Privacy and Polarization: An Inference-Based Framework
49 Pages Posted: 2 Jan 2024
Date Written: October 30, 2023
Abstract
Advances in behavioral targeting allow news publishers to monetize based on advertising. However, behavioral targeting requires consumer tracking, which has heightened privacy concerns among consumers and regulators. In this paper, we examine how stricter privacy regulations that ban consumer tracking affect news publishers’ content strategies. We develop a theoretical framework that captures a change in privacy policies as a shift in publishers’ inference about consumer types.
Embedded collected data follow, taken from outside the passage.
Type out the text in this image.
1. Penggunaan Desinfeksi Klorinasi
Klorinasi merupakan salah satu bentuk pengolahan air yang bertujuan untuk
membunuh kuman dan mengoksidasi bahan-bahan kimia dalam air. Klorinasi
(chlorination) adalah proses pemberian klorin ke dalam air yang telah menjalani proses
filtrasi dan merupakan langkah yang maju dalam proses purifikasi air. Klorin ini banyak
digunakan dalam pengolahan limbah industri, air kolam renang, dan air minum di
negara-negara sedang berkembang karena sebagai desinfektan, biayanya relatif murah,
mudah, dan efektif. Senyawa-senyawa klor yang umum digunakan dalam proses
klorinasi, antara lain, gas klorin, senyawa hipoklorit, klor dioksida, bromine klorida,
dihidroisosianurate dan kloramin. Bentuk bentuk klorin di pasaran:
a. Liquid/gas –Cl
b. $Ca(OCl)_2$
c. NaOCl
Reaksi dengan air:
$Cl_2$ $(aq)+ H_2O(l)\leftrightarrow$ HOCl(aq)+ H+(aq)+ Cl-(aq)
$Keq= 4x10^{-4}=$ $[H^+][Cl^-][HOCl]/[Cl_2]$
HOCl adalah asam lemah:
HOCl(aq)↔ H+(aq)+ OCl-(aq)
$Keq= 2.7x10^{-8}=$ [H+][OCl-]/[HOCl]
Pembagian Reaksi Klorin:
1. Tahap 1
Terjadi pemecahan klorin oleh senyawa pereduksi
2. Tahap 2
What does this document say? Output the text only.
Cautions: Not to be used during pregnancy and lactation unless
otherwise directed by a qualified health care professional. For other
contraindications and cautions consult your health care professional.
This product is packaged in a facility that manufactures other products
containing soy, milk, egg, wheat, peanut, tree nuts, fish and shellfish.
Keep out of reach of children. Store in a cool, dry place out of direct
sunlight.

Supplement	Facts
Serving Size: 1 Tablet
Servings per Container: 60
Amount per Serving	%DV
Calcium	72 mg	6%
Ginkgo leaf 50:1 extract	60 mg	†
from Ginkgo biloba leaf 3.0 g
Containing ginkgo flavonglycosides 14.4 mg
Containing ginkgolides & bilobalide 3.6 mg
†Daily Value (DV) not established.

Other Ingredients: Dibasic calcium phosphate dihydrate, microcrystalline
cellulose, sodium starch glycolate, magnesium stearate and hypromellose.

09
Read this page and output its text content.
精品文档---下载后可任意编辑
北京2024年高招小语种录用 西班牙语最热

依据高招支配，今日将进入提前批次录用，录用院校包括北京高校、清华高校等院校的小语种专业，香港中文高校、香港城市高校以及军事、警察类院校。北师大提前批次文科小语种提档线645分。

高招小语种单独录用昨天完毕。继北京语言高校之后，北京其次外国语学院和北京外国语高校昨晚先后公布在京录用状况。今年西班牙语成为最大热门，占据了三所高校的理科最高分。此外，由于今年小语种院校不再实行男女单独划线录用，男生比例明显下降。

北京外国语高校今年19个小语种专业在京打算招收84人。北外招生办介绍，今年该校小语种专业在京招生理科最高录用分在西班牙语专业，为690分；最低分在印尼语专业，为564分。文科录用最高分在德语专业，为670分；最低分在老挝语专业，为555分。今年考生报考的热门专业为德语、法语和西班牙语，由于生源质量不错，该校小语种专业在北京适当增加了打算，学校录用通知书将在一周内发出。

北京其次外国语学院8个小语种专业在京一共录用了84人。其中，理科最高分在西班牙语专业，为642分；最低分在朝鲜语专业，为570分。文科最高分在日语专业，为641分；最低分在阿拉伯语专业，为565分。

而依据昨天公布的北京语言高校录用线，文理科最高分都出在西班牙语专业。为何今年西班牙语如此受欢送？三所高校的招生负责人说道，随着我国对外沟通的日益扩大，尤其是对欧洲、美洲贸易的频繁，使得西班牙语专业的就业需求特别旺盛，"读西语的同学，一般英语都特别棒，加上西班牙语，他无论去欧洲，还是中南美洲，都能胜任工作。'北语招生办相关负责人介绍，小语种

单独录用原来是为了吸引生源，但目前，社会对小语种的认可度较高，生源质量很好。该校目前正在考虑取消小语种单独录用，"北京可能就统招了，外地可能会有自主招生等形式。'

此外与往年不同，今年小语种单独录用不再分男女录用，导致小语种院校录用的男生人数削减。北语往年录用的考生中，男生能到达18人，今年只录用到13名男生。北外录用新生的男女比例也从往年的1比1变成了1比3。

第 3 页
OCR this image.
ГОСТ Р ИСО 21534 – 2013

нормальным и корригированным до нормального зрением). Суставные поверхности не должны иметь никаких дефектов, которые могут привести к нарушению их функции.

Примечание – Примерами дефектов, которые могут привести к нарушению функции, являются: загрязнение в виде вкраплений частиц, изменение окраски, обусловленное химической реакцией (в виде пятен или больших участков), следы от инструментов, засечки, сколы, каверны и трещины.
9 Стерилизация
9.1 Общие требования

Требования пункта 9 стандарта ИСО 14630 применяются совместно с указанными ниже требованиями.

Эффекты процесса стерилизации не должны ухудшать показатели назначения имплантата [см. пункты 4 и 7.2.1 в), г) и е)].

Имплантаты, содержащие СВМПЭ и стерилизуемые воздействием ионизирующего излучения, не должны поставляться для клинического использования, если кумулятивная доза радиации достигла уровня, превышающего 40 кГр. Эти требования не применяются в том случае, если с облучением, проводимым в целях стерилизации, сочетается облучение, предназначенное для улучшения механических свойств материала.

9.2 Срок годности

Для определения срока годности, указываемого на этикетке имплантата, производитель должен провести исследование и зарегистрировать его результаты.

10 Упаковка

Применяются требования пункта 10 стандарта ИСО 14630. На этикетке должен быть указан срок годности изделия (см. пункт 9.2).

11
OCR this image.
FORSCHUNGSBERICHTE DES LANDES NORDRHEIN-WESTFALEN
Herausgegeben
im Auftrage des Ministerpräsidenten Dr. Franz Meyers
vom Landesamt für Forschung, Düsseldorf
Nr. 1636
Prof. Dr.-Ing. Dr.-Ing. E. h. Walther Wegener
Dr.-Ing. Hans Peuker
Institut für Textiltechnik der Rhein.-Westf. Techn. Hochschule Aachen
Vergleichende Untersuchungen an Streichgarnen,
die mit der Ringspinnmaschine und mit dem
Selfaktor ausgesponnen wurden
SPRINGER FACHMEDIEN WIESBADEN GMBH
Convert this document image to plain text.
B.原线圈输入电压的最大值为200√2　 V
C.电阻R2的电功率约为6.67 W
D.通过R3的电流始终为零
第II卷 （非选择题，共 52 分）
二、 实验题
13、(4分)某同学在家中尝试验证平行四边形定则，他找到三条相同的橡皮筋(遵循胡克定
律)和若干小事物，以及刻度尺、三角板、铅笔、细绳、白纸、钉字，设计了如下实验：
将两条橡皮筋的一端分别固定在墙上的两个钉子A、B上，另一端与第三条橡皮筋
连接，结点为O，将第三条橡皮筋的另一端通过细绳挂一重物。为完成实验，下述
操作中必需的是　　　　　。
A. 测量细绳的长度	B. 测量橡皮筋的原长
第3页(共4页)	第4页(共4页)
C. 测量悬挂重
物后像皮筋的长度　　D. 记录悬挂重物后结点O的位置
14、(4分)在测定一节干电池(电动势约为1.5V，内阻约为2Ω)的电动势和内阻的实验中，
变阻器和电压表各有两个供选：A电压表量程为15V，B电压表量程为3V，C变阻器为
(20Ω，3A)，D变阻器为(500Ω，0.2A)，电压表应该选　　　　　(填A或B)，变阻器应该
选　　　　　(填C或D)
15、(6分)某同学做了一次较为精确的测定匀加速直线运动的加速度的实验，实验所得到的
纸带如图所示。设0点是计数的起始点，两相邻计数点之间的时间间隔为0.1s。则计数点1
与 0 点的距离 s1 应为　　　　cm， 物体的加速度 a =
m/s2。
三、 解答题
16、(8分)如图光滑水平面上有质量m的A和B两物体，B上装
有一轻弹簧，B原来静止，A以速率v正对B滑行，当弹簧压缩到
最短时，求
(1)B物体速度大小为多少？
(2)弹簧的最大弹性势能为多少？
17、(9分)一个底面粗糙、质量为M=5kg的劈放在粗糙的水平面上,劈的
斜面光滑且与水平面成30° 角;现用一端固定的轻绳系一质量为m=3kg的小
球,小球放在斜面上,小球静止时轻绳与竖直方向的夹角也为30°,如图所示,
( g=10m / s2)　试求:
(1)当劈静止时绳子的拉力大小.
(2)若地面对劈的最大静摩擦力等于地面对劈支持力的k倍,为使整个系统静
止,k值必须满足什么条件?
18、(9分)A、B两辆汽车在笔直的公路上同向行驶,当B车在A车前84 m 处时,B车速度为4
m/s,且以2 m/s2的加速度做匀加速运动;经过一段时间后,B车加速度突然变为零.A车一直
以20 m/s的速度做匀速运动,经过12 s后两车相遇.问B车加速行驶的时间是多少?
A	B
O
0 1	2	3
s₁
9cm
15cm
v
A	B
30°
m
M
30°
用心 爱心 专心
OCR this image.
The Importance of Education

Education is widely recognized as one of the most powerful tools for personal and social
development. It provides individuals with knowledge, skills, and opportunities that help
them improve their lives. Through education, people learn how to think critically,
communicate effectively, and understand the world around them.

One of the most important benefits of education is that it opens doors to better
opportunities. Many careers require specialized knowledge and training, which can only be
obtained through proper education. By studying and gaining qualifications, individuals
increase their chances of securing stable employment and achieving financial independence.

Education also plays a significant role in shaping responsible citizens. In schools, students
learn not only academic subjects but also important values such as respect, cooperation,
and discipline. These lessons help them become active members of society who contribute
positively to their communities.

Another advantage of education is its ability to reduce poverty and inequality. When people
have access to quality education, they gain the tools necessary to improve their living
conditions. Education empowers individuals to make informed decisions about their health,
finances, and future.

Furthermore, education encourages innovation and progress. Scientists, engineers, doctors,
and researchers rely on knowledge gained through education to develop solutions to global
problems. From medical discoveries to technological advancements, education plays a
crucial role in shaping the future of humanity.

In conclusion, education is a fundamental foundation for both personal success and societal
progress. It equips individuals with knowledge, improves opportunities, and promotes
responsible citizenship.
We consider a model where news publishers choose the content and advertising, and ideologically heterogeneous consumers select their preferred content based on their ideology and idiosyncratic shocks. We compare two salient informational environments: (1) behavioral targeting, where perfect inference about consumers is allowed, and (2) contextual targeting, where consumer tracking is banned due to privacy regulations, and publishers can only infer consumer types based on their content choice. We show that privacy regulations that ban behavioral targeting incentivize publishers to shift towards more extreme and polarizing content in both monopoly and duopoly settings, even though the shift to more extreme content can hurt both demand and consumer welfare. In summary, our research uncovers a previously unexplored relationship between privacy and polarization, shedding light on the potential unintended consequences of privacy regulations in media markets.